Failing to acknowledge the effectiveness of proper policing and the public health approach itself, could contribute to the problem they are trying to solve. Chicago is known for having the strictest gun laws, and the highest rate of gun-related crime. Ironically, the public health approach is being used in Chicago. An article entitled Cure Violence: A Public Health Model to Reduce Gun Violence states that enforcement-based models depend too much on bureaucratic institutions which cost the public valuable resources. Instead, a model focusing on changing social norms is being used.
The cure violence model, as they refer to it in the article, involves the use of specially trained individuals called violence interrupters, who pay close attention to what is happening in their assigned neighborhoods. They attempt to intervene when it is known that a certain gang member, for example, intends to commit an act of gun violence in retaliation to a perceived affront by trying to convince them that violence is not the answer.
Another key component of the cure violence model is the outreach worker. Both the violence interrupter and outreach worker must be credible and trustworthy in the eyes of those that may be willing to commit murder. Outreach workers are like social workers and are responsible for connecting individuals who may be at risk of committing gun violence with jobs and other social programs, like free housing and education. The biggest goal of the outreach worker is to “facilitate the process by which potentially violent individuals learn to think differently about violence and begin to change their behavior accordingly”
The public health model claims to take a four-step approach in solving gun violence by defining the problem, identifying risk and protection factors, developing and testing prevention strategies, and ensuring widespread adoption of proven reforms. What it does show is the bias in those pushing the model and, their willingness to ignore real data in favor of reforms that push their agenda.
There is no proof, for example, that instituting universal background checks or licensing reduces gun violence in any way. In fact, according to the article by Cook, there hasn’t been an honest effort to understand what caused the decreasing rates of gun violence the country has been witnessing since the 1990s. It also shows their bias towards law enforcement as they ignore any data that shows how effective it is to punish those committing gun crimes in favor of policies that have no teeth.
Those pushing the public health approach claim on one hand that they need data to identify the people who are prone to committing gun violence, and the weapons they may possess. They demand universal background checks, red-flag laws, licensing, and bans on certain firearms under a false scientific consensus that it will reduce gun violence while ignoring that these provisions are in full effect in places like Chicago where they have implemented the ridiculous “cure violence” program.

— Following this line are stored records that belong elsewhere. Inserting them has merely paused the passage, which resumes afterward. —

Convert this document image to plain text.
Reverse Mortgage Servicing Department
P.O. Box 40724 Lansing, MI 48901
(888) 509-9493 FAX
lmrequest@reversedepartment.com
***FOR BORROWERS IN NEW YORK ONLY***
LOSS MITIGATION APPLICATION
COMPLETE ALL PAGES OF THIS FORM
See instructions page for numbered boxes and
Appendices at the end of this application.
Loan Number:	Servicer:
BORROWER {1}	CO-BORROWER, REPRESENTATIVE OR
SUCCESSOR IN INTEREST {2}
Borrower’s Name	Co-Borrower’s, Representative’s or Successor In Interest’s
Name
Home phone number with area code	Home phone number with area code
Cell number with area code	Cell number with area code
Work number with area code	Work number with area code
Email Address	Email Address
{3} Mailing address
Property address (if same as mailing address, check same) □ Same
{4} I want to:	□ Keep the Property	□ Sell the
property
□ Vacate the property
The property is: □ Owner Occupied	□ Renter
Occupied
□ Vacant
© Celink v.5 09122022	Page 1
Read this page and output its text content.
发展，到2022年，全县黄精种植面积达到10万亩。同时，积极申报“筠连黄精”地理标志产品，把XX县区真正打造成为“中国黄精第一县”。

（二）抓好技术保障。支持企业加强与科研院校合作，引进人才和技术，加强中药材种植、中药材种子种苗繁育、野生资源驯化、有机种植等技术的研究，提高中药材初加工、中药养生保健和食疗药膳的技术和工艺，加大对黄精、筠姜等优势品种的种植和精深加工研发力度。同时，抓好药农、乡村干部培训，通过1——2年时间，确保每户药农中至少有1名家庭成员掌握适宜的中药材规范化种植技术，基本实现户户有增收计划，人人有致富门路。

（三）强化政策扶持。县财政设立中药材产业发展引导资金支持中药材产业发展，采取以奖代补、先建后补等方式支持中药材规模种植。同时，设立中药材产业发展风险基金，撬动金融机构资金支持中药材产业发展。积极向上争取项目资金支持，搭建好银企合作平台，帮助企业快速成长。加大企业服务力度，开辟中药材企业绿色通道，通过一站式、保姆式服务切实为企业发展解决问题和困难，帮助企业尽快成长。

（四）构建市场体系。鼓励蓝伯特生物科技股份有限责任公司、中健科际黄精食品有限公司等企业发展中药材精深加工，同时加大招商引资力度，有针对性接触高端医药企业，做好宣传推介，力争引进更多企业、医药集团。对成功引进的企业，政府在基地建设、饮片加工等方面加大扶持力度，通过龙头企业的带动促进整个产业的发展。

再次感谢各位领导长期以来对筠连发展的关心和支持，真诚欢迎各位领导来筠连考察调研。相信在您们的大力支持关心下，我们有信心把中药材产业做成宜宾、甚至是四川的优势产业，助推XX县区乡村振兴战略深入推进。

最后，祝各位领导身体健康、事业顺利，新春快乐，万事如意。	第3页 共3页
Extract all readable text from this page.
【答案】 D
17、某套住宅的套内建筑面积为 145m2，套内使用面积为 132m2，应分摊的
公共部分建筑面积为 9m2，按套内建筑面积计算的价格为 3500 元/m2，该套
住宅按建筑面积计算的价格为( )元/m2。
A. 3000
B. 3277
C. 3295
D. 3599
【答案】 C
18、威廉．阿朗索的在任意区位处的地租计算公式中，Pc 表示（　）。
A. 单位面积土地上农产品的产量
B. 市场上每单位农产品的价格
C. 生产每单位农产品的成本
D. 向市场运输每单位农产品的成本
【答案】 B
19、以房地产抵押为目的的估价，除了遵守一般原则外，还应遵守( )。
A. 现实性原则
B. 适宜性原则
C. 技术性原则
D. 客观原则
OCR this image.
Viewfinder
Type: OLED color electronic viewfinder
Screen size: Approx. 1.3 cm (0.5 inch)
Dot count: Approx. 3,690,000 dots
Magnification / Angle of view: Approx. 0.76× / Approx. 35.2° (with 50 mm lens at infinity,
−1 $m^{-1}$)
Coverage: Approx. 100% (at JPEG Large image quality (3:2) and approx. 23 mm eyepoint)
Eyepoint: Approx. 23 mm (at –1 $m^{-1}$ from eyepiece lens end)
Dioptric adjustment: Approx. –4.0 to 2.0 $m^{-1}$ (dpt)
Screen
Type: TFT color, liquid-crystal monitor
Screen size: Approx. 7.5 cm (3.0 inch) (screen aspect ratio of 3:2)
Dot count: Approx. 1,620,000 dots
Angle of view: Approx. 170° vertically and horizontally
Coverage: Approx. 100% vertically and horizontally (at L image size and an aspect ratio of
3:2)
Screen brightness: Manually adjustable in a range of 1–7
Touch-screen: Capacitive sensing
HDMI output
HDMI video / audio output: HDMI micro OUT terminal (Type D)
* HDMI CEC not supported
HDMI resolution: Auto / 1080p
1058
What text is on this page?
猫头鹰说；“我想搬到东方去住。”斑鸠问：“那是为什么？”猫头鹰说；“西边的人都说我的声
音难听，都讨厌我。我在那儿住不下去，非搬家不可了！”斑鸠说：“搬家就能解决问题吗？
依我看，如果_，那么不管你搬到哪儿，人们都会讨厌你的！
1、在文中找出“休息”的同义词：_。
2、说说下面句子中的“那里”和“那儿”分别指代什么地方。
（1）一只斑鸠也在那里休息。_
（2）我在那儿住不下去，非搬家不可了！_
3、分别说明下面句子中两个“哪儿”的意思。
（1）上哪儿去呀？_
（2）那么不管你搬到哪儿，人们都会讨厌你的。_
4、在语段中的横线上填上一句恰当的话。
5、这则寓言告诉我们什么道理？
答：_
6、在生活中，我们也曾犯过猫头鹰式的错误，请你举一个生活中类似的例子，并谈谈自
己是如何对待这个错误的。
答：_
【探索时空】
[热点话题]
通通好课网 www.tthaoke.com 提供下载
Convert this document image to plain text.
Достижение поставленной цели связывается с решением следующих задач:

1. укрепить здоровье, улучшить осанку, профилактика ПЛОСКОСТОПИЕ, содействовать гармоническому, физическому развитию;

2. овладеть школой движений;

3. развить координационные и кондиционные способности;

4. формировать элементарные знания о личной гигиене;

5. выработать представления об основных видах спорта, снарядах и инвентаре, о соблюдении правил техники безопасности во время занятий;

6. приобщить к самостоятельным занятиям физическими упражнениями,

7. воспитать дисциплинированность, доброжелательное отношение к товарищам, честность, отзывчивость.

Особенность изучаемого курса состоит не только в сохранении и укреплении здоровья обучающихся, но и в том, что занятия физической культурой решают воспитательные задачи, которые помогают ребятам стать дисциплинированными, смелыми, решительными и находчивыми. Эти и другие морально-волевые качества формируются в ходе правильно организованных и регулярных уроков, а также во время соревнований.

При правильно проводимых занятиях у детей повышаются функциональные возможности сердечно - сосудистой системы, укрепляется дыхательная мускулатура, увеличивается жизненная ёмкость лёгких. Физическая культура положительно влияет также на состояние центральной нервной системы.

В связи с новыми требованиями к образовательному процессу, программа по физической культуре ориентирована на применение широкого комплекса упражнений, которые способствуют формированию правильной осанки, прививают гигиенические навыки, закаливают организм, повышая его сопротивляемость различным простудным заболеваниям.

They know who is prone to committing gun violence in Chicago and their response is free housing and education. The law-abiding gun owners, people with no inclination to commit crime, are the target, as usual. If they genuinely cared about gun violence and its effects on the communities who suffer from it, they would take an enforcement-based approach to those they know are committing it, not provide them with social workers who try to convince them to change their behavior. How ridiculous.